Ex is at it again

Anonymous
Anonymous wrote:I have to co parent with the asshole. I would love never have to deal with him again, but I have to. It's the only reason for me living where I do. To be a parent. Make sense?


So why are you wondering where the hell his girlfriend is when he's chatting another woman? Very weird.
Anonymous
I wasn't. My friend said it was what she was thinking she talked to him.

And then told me when she got to my place. That's kinda it.

So I found it to be interesting and posted it here.

I guess being real is a case for me to be judged.
Anonymous
Anonymous wrote:
Anonymous wrote:I have to co parent with the asshole. I would love never have to deal with him again, but I have to. It's the only reason for me living where I do. To be a parent. Make sense?


So why are you wondering where the hell his girlfriend is when he's chatting another woman? Very weird.


NP here. Really, if you divorced a man because he cheated on you, you would not think twice about that ex flirting with your friend while he has a gf - in other words, behaving unfaithfully again? If that really would not stick in your mind for at least a minute, I think THAT is abnormal. It is completely normal and human to hear or see things about an ex that echo problems in the marriage and reflect on it. IMO it's actually healthy. It's not about pining for him; it's about reflecting on the marriage and why it ended. Let's take the romantic aspect out of it. Let's say you divorced a man because he was a raging alcoholic and refused treatment.
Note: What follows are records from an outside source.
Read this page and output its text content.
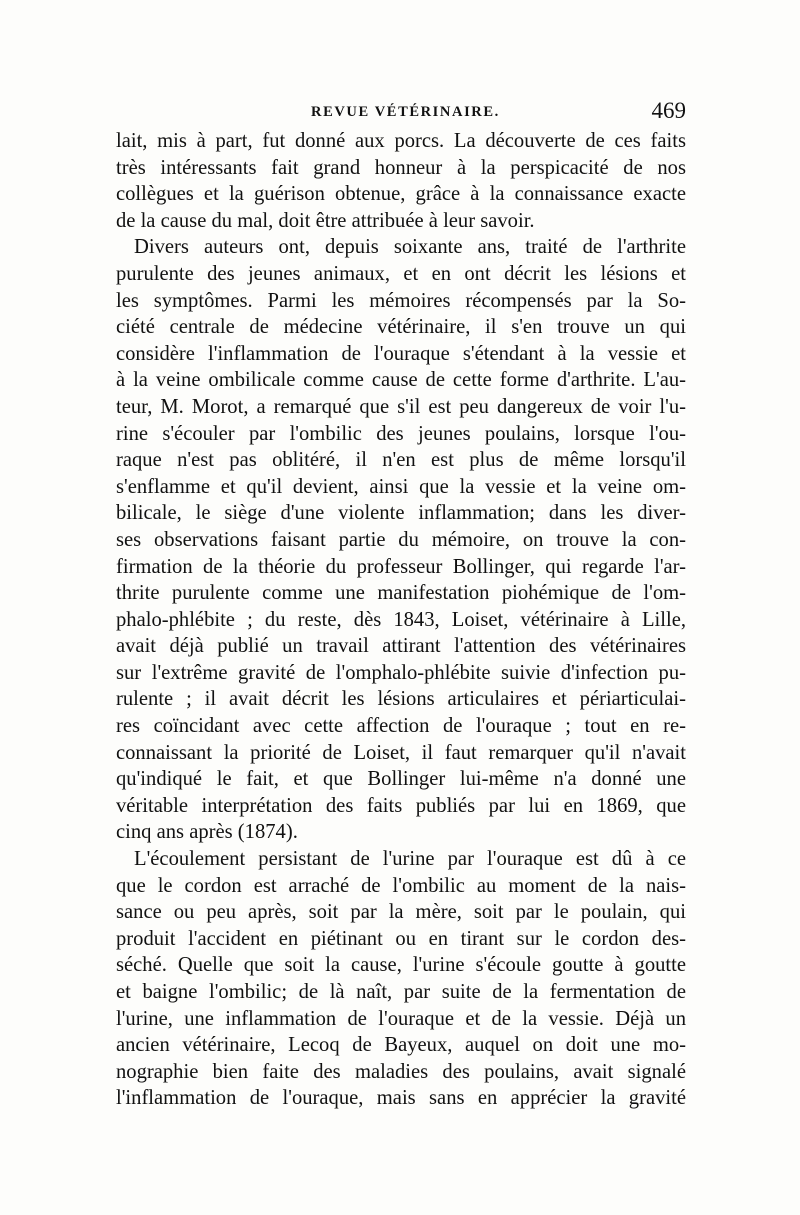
REVUE VÉTÉRINAIRE.	469
lait, mis à part, fut donné aux porcs. La découverte de ces faits
très intéressants fait grand honneur à la perspicacité de nos
collègues et la guérison obtenue, grâce à la connaissance exacte
de la cause du mal, doit être attribuée à leur savoir.
Divers auteurs ont, depuis soixante ans, traité de l'arthrite
purulente des jeunes animaux, et en ont décrit les lésions et
les symptômes. Parmi les mémoires récompensés par la So-
ciété centrale de médecine vétérinaire, il s'en trouve un qui
considère l'inflammation de l'ouraque s'étendant à la vessie et
à la veine ombilicale comme cause de cette forme d'arthrite. L'au-
teur, M. Morot, a remarqué que s'il est peu dangereux de voir l'u-
rine s'écouler par l'ombilic des jeunes poulains, lorsque l'ou-
raque n'est pas oblitéré, il n'en est plus de même lorsqu'il
s'enflamme et qu'il devient, ainsi que la vessie et la veine om-
bilicale, le siège d'une violente inflammation; dans les diver-
ses observations faisant partie du mémoire, on trouve la con-
firmation de la théorie du professeur Bollinger, qui regarde l'ar-
thrite purulente comme une manifestation piohémique de l'om-
phalo-phlébite ; du reste, dès 1843, Loiset, vétérinaire à Lille,
avait déjà publié un travail attirant l'attention des vétérinaires
sur l'extrême gravité de l'omphalo-phlébite suivie d'infection pu-
rulente ; il avait décrit les lésions articulaires et périarticulai-
res coïncidant avec cette affection de l'ouraque ; tout en re-
connaissant la priorité de Loiset, il faut remarquer qu'il n'avait
qu'indiqué le fait, et que Bollinger lui-même n'a donné une
véritable interprétation des faits publiés par lui en 1869, que
cinq ans après (1874).
L'écoulement persistant de l'urine par l'ouraque est dû à ce
que le cordon est arraché de l'ombilic au moment de la nais-
sance ou peu après, soit par la mère, soit par le poulain, qui
produit l'accident en piétinant ou en tirant sur le cordon des-
séché. Quelle que soit la cause, l'urine s'écoule goutte à goutte
et baigne l'ombilic; de là naît, par suite de la fermentation de
l'urine, une inflammation de l'ouraque et de la vessie. Déjà un
ancien vétérinaire, Lecoq de Bayeux, auquel on doit une mo-
nographie bien faite des maladies des poulains, avait signalé
l'inflammation de l'ouraque, mais sans en apprécier la gravité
If your friend told you that she saw him out at a bar drunk and still pounding shots, wouldn't you reflect on that?

When you divorce, it really plays with your mind. No matter how much crap your ex threw at you, when you see how your kids are hurt by the divorce it makes you question whether things really were that bad. And then when you see new evidence that things really would still be that bad had you stayed, it confirms that you made the right decision and also helps you to understand what red flags to look for in future relationships. At least this is how it has been for me.
Anonymous
Anonymous wrote:
Anonymous wrote:I have to co parent with the asshole. I would love never have to deal with him again, but I have to. It's the only reason for me living where I do. To be a parent. Make sense?


So why are you wondering where the hell his girlfriend is when he's chatting another woman? Very weird.


It's always good to get validation of a major life decision, even if you're already sure you made the right choice.
If he appears to be in the process of cheating on his girlfriend, than the failure of the marriage is due to the EX and there was really nothing she could have done. Even if she knows that, it's nice to get additional proof, especially when a friend is witness to it.
Anonymous
Anonymous wrote:
Anonymous wrote:
Anonymous wrote:I have to co parent with the asshole. I would love never have to deal with him again, but I have to. It's the only reason for me living where I do. To be a parent. Make sense?


So why are you wondering where the hell his girlfriend is when he's chatting another woman? Very weird.


It's always good to get validation of a major life decision, even if you're already sure you made the right choice.
If he appears to be in the process of cheating on his girlfriend, than the failure of the marriage is due to the EX and there was really nothing she could have done. Even if she knows that, it's nice to get additional proof, especially when a friend is witness to it.


Exactly! That's why I found it interesting. Proof is in the pudding - Makes me feel thankful that I don't have to deal with that anymore.
Anonymous
I understand OP. It's kind of validating that the ex A hole is still an A hole, with our without you.

I don't know much about what goes on in my ex's relationship. He was a serial cheater with me. All I got wind of is an unidentified earring had been found in his house, and apparently it became a big thing. The implication was she found it, blamed him for having a girl over, and he was trying to find the owner of the earring. He even tried to say it was our child's. That's how I got asked about it.

She knows she's with a lying sack of sh*t. Where there is smoke...
Anonymous
Anonymous wrote:I think she felt weird about it but I'm glad she told be. No biggie. She has my back.


I think DH held her up etc to make you sweat. Nothing more.
Anonymous
Nah I wasn't wondering where she was at all. Believe me a he wouldn't do anything to have to think about me. The situation was entirely about him. It always is.
Anonymous
Think about this. In his horn dog mind, he believes your friend would be a good sheet partner.

Instead of being disgusted by him, let your friend know that's what he thinks of her. An easy piece of ass.

That's disrespectful.
Anonymous
Anonymous wrote:I wasn't. My friend said it was what she was thinking she talked to him.

And then told me when she got to my place. That's kinda it.

So I found it to be interesting and posted it here.

I guess being real is a case for me to be judged.


You are obsessing over him. Leave it alone and forget it. What he does and with whom has zero to do with you, anymore. Count yourself lucky and move on.
Anonymous
How is answering posts here obsessing over him?

Yep, I feel damn lucky to have the balls to leave.
Anonymous
Remember: He is HER problem now.

Everything you had to deal with in your marriage with this rat is now all on her.

Be grateful that you are free of this douche bag for good.